- Died: 20 November 2023
- Occupations: Community leader, environmentalist
- Years active: 1994–2023
- Known for: Advocacy for Manobo ancestral lands and the Pantaron Mountain Range

= Ligkayan Bigkay =

Filipina environmentalist and community leader (died 2023)

Bai Bibyaon Ligkayan Bigkay (died 20 November 2023) was a Filipino Lumad leader and environmentalist. She was the first and only female chieftain in the history of the Manobo people and has been described as "Mother of the Lumads". She was an advocate of indigenous peoples' rights and had been a defender of Manobo ancestral lands and the Pantaron Mountain Range from 1994.

Most Lumad elders do not know the exact date of their birth, but Bigkay was estimated to be around 80 years old as of 2019, though upon her death on 20 November 2023, it was stated that she was 90.

== Leadership ==
In 1986, Bigkay took part in the Mindanao Peoples Federation Assembly in response to threats of ethnocide. During the assembly, participants resolved to use "Lumad" as a unifying term referring to the 18 ethnolinguistic Indigenous peoples of Mindanao.

Bigkay campaigned to preserve the Pantaron Mountain Range, which is home to one of the largest remaining virgin forests in the Philippines and has been a target for logging and mining operations. The range also supplies water to major rivers in Mindanao, including the Mindanao River, Pulangi River, Davao River, Tagoloan River, and major tributaries of Agusan River. In 1994, sought by tribal leader Datu Guibang Apoga of the Talaingod Davao del Norte, she led the Manobo against intrusion by logging company Alcantara and Sons. She was among the leaders that opposed logging operations that would have destroyed Manobo ancestral lands in Talaingod, Davao del Norte. In the decades since then, she had continued alongside other Datus in defending indigenous communities of the Pantaron range against exploitation and militarization.

Bigkay led her people as they faced ethnocide, during their 2014 flight to UCCP Haran in Davao City after the Philippine military and paramilitary group Alamara attacked Manobo communities in Talaingod and Bukidnon. She also inspired other protests, such as the Manilakbayan ng Mindanao protest camp and caravan, and Sandugo, a national alliance of Moro and indigenous peoples of the Philippines. ("Sandugo" is a Visayan word which means "one blood".)

She organized other female indigenous leaders, forming the Sabokahan to mo Lumad Kamalitanan (Confederation of Lumad Women), and helped expand the Salugpungan Ta Tanu Igkanugon Learning Center, which now runs 50 schools for indigenous children. Bigkay also helped create the national Indigenous peoples' organization Katribu Kalipunan ng Katutubong Mamamayan ng Pilipinas.
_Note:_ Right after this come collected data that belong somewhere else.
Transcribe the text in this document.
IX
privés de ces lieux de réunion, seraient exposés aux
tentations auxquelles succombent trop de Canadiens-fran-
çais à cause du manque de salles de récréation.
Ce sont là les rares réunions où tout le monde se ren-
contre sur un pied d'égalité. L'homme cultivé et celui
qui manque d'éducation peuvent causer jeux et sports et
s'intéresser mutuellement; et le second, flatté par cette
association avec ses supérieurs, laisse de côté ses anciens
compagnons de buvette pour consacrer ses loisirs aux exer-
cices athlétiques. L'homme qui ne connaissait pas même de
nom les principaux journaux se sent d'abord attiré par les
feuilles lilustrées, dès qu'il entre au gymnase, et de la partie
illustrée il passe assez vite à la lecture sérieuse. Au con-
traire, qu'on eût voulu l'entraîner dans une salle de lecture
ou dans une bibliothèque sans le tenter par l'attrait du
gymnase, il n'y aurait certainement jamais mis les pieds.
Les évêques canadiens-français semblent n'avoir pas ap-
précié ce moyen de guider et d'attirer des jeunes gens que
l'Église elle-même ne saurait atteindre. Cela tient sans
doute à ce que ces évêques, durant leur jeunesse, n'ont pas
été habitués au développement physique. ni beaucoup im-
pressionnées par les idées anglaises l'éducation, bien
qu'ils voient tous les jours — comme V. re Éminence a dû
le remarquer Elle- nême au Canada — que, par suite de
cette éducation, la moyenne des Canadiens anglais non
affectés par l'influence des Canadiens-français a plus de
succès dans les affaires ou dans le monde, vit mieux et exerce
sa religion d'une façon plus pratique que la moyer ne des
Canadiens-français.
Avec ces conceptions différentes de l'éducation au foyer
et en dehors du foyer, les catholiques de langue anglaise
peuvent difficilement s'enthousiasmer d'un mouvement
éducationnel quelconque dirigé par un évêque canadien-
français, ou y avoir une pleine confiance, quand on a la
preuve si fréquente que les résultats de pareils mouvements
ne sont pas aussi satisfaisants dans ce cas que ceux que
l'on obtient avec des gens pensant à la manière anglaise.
== Awards and recognition ==
Bigkay received the University of the Philippines Gawad Tandang Sora award in 2017 for leadership in indigenous peoples' struggle for human rights and dignity. She was hailed as "the Tandang Sora of the countryside… the Mother of the Lumads who inspires the revolution of the Filipino people for national self-determination and freedom." The award is named after Tandang Sora, the "Mother of the Philippine Revolution", as an exemplar of patriotism and service to Filipinos.

Bigkay was also recognized as the Most Distinguished Awardee of the 5th Gawad Bayani ng Kalikasan (Hero of the Environment Award) in 2018.

She received the 2019 Ulirang Nakatatanda Award from the Coalition of Services of the Elderly. She was also given the Ginetta Sagan Award by Amnesty International USA in 2022.

Bigkay's honorific, Bai, is reserved for Mindanaon women of stature, and Bibyaon is Bigkay's title as chieftain of her tribe.

Posthumous tributes were given to Bigkay and botanist Leonard Co during the Gulay Pa More festival of heritage food and indigenous agriculture held on May 25, 2024, at the University of the Philippines campus in Quezon City.

== In art and literature ==
Bigkay and Sharmaine Dausay, Bigkay's grandniece and Sabokohan youth leader, are the subject of the novel We Call Her Ina Bai, published in 2021. Bigkay is featured in the children's book Sayaw ng Pantaron, also published in 2021.

In 2023, the images of Bigkay, Whang-Od, Gabriela Silang, and Tandang Sora became part of a mural sponsored by the Bayanihan Center in Southeast Portland.